16 Jan 2024 | Zhixuan Liu, Peter Schaldenbrand, Beverley-Claire Okogwu, Wenxuan Peng, Youngsik Yun, Andrew Hundt, Jihie Kim, Jean Oh
The paper "SCoFT: Self-Contrastive Fine-Tuning for Equitable Image Generation" addresses the issue of harmful stereotypes and misrepresentations in images generated by large web-crawled datasets like LAION. The authors propose a novel method called Self-Contrastive Fine-Tuning (SCoFT) to improve the cultural relevance and reduce stereotypes in generated images. They collect a culturally representative dataset called the Cross-Cultural Understanding Benchmark (CCUB) and use it to fine-tune the Stable Diffusion model. SCoFT leverages the model's known biases to self-improve, preventing overfitting on small datasets and encoding high-level cultural information.
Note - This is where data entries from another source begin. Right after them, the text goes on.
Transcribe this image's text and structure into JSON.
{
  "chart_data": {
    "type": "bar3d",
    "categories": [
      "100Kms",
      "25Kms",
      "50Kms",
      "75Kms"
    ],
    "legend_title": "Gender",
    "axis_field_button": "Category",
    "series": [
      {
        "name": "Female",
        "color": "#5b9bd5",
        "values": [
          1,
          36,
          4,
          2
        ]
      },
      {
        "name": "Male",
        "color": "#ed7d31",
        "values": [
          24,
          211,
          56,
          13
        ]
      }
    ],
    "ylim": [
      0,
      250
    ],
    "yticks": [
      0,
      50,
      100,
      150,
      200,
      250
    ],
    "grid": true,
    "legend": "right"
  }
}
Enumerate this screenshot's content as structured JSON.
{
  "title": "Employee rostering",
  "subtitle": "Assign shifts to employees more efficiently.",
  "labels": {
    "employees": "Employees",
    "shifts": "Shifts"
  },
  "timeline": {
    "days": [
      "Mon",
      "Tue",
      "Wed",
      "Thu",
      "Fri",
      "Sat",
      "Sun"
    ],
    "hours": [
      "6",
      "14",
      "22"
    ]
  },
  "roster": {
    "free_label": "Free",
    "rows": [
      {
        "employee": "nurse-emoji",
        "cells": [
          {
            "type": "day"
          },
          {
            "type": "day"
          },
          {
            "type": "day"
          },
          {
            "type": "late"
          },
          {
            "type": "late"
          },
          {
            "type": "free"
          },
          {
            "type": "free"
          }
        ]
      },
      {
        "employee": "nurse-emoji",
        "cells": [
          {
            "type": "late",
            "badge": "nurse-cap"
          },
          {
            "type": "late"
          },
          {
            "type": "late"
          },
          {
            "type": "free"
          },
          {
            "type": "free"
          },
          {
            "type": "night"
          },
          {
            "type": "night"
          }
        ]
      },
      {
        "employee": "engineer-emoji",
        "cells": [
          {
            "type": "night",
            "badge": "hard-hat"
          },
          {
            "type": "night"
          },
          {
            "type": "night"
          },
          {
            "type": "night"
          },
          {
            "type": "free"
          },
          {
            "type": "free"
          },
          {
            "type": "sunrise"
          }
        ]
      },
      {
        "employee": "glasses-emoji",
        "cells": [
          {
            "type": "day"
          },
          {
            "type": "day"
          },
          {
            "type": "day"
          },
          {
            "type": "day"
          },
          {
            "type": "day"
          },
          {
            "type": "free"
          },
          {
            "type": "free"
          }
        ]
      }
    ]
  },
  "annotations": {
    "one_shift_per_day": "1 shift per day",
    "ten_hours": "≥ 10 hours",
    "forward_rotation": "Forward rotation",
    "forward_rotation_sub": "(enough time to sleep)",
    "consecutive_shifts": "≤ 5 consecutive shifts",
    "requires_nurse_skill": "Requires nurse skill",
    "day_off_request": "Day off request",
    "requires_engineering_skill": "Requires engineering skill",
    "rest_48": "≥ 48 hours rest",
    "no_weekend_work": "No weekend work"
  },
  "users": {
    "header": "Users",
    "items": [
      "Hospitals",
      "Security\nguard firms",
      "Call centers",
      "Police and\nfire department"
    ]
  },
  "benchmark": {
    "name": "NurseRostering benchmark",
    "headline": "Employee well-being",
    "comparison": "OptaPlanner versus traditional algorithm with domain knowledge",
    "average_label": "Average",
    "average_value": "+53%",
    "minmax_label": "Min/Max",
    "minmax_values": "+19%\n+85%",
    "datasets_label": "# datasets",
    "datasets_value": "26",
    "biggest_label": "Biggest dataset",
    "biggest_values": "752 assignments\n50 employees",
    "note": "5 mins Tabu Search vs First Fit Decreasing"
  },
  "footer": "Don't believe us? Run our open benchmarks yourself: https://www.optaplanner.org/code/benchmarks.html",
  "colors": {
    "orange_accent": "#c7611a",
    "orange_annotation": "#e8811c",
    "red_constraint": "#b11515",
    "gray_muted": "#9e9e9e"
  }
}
User studies with 51 participants from 5 different countries show that SCoFT consistently generates images with higher cultural relevance and fewer stereotypes compared to the baseline Stable Diffusion model. The paper also introduces the CCUB dataset and discusses related work, including cultural datasets, fine-tuning techniques, and perceptual losses. The results demonstrate the effectiveness of SCoFT in improving the cultural representation of generated images.The paper "SCoFT: Self-Contrastive Fine-Tuning for Equitable Image Generation" addresses the issue of harmful stereotypes and misrepresentations in images generated by large web-crawled datasets like LAION. The authors propose a novel method called Self-Contrastive Fine-Tuning (SCoFT) to improve the cultural relevance and reduce stereotypes in generated images. They collect a culturally representative dataset called the Cross-Cultural Understanding Benchmark (CCUB) and use it to fine-tune the Stable Diffusion model. SCoFT leverages the model's known biases to self-improve, preventing overfitting on small datasets and encoding high-level cultural information. User studies with 51 participants from 5 different countries show that SCoFT consistently generates images with higher cultural relevance and fewer stereotypes compared to the baseline Stable Diffusion model. The paper also introduces the CCUB dataset and discusses related work, including cultural datasets, fine-tuning techniques, and perceptual losses. The results demonstrate the effectiveness of SCoFT in improving the cultural representation of generated images.